Le festival s’organise comme une combinaison d’expositions, de performances (ou d’expérimentations, à la vérité nous hésitons entre ces deux termes, ou nous n’avons pas trouvé le bon) artistiques et de conférences. Un lieu où il y a des rencontres artistiques, des performances et des conférences, c‘est rare. Il y a deux ans, il y avait une plus grande osmose entre ces trois éléments, disons que les trois étaient présents quasiment à égalité dans la programmation. Les conférences avaient lieu dans le Conservatoire botanique national du Massif Central et dans la salle des fêtes. Cette année, le temps des conférences s’est concentré sur une après-midi dans la seule salle des fêtes. Théophile dit avoir apprécié cette osmose plus grande d’il y a deux ans entre conférences et expressions artistiques. Il avait alors quatorze ans. C’est intéressant qu’un jeune de cet âge-là tienne ce propos.
Les Arts foreZtiers, c’est une modalité singulière de recherche-action. C’est une recherche-création comme le définit le programme de recherche « éthique de la création », porté par l’Institut Charles Cros.
Je pense immédiatement à Germaine Tillion et à sa manière d’être engagée en Algérie, une manière exigeante de connaissance et d’action, les deux intimement entremêlées. Aux Arts foreZtiers, on vient travailler. Wei est une artiste reconnue et elle présente en conférence son travail de thèse tandis qu’elle est accompagnée de sa maman et son bébé, la petite Louise. Olga est en résidence et dessine tous les jours, dans l’atelier de Sylvie comme sur les marches de l’église. Le fait qu’Olga se sente en résidence fait se poser des questions à Sylvie. Cela conforte en elle l’idée de transformer la ferme Saint Eloi en un lieu de résidence créative. D’ailleurs le fait qu’on y soit bien autant pour regarder des oeuvres, échanger avec les artistes que pour y écouter un concert plaide pour prendre cette direction.
Nous rencontrons le public et il existe différents formats de visites guidées. Tout le monde se rend disponible pour les autres. Une expérience-performance (allez, accolons ces deux mots) ouvre une conversation sur la musique des plantes et de notre animalité puis une autre sur un bricolage à faire pour que le capteur de l’électricité de surface des plantes puissent être utilisé sans être branché sur secteur (actuellement, ce n’est pas possible et cela ouvrirait de nouveaux univers de captation, nous pourrions sortir des jardins et des balcons !). Les conversations portent sur la compréhension de la nature et sur des bricolages à faire autant que sur l’objectif artistique poursuivi. Nous poursuivons avec le public certaines conversation par sms, en s’envoyant des liens hypertextes. Nous parlons de notre page Facebook pour qui veut revivre le Festival après y être venu. Le public est aussi celui des enfants venus du centre de loisirs de Paulhaguet et qui ont contribué à faire que de drôles de pieuvres viennent aux branches d’un arbuste.

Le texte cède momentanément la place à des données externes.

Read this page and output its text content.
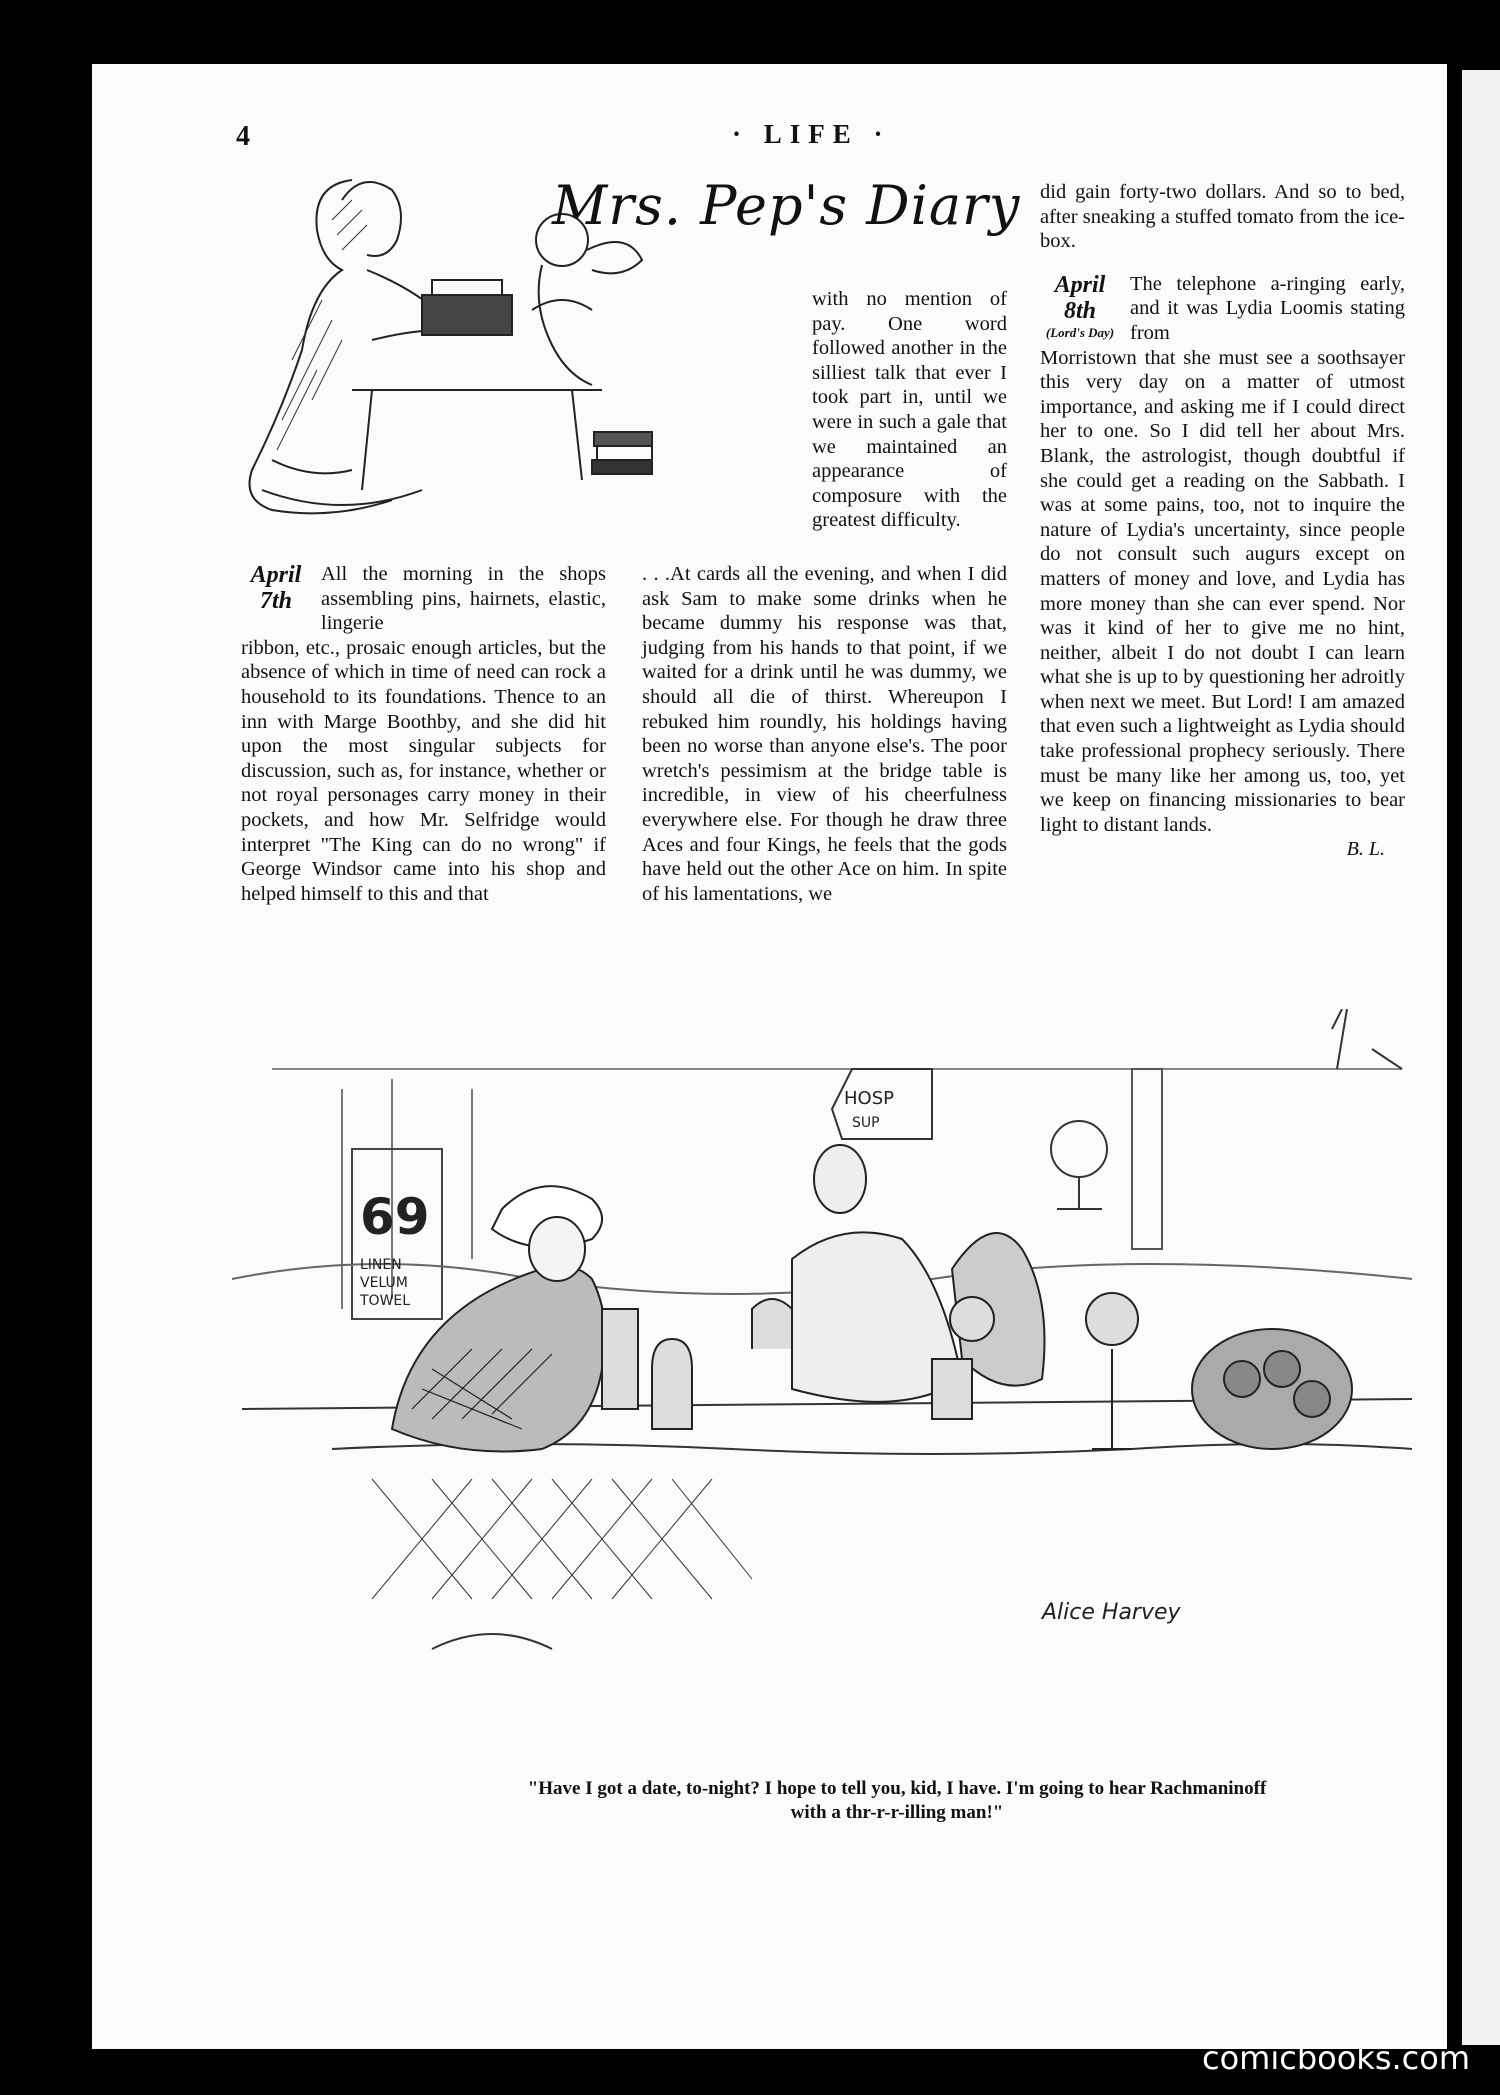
4	· LIFE ·
Mrs. Pep's Diary
April
7th

All the morning in the shops assembling pins, hairnets, elastic, lingerie

ribbon, etc., prosaic enough articles, but the absence of which in time of need can rock a household to its foundations. Thence to an inn with Marge Boothby, and she did hit upon the most singular subjects for discussion, such as, for instance, whether or not royal personages carry money in their pockets, and how Mr. Selfridge would interpret "The King can do no wrong" if George Windsor came into his shop and helped himself to this and that

with no mention of pay. One word followed another in the silliest talk that ever I took part in, until we were in such a gale that we maintained an appearance of composure with the greatest difficulty.

. . .At cards all the evening, and when I did ask Sam to make some drinks when he became dummy his response was that, judging from his hands to that point, if we waited for a drink until he was dummy, we should all die of thirst. Whereupon I rebuked him roundly, his holdings having been no worse than anyone else's. The poor wretch's pessimism at the bridge table is incredible, in view of his cheerfulness everywhere else. For though he draw three Aces and four Kings, he feels that the gods have held out the other Ace on him. In spite of his lamentations, we

did gain forty-two dollars. And so to bed, after sneaking a stuffed tomato from the ice-box.

April
8th
(Lord's Day)

The telephone a-ringing early, and it was Lydia Loomis stating from

Morristown that she must see a soothsayer this very day on a matter of utmost importance, and asking me if I could direct her to one. So I did tell her about Mrs. Blank, the astrologist, though doubtful if she could get a reading on the Sabbath. I was at some pains, too, not to inquire the nature of Lydia's uncertainty, since people do not consult such augurs except on matters of money and love, and Lydia has more money than she can ever spend. Nor was it kind of her to give me no hint, neither, albeit I do not doubt I can learn what she is up to by questioning her adroitly when next we meet. But Lord! I am amazed that even such a lightweight as Lydia should take professional prophecy seriously. There must be many like her among us, too, yet we keep on financing missionaries to bear light to distant lands.

B. L.
HOSP
SUP
69
LINEN
VELUM
TOWEL
Alice Harvey
"Have I got a date, to-night? I hope to tell you, kid, I have. I'm going to hear Rachmaninoff
with a thr-r-r-illing man!"
comicbooks.com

Il y a de l’entraide, constitutive de la philosophie de l’événement : Gilbert, ancien directeur de musée, en est la cheville ouvrière, accompagnant les artistes de sa bienveillance et de son expérience ; chacun doit s’y mettre en fonction des espaces et des affinités des œuvres et des démarches. Albert et François aident Danielle. Danielle aide Katia. Véro place les éclairages d’Isabelle, après avoir conçu la communication du festival. Chacun s’aide dans les bricolages requis, dans une concertation nécessaire. Il en va de même pour nos publications ici et sur Facebook, nous sommes en relation quasi quotidiennement avec Sylvie. Il y a une attention forte pour des performances et la fragilité qui est son alliée et son corollaire. Il y a les deux singes de Wei sur un fil. L’un deux traduit le destin d’un monsieur chinois maintenant à la retraite. Il y a les dromadaires de Qin Ni qui racontent la dureté qu’il y a à perdre son chez-soi : le caractère suranné de la volonté de créer un musée du chez-soi. Il y a les fragilités de la voix. Les fragilités comprises ensemble tissent de la force. L’entraide libertaire déjà décrite par le naturaliste Darwin est aussi pratiquée par les peuples premiers, attentifs aux aléas du monde.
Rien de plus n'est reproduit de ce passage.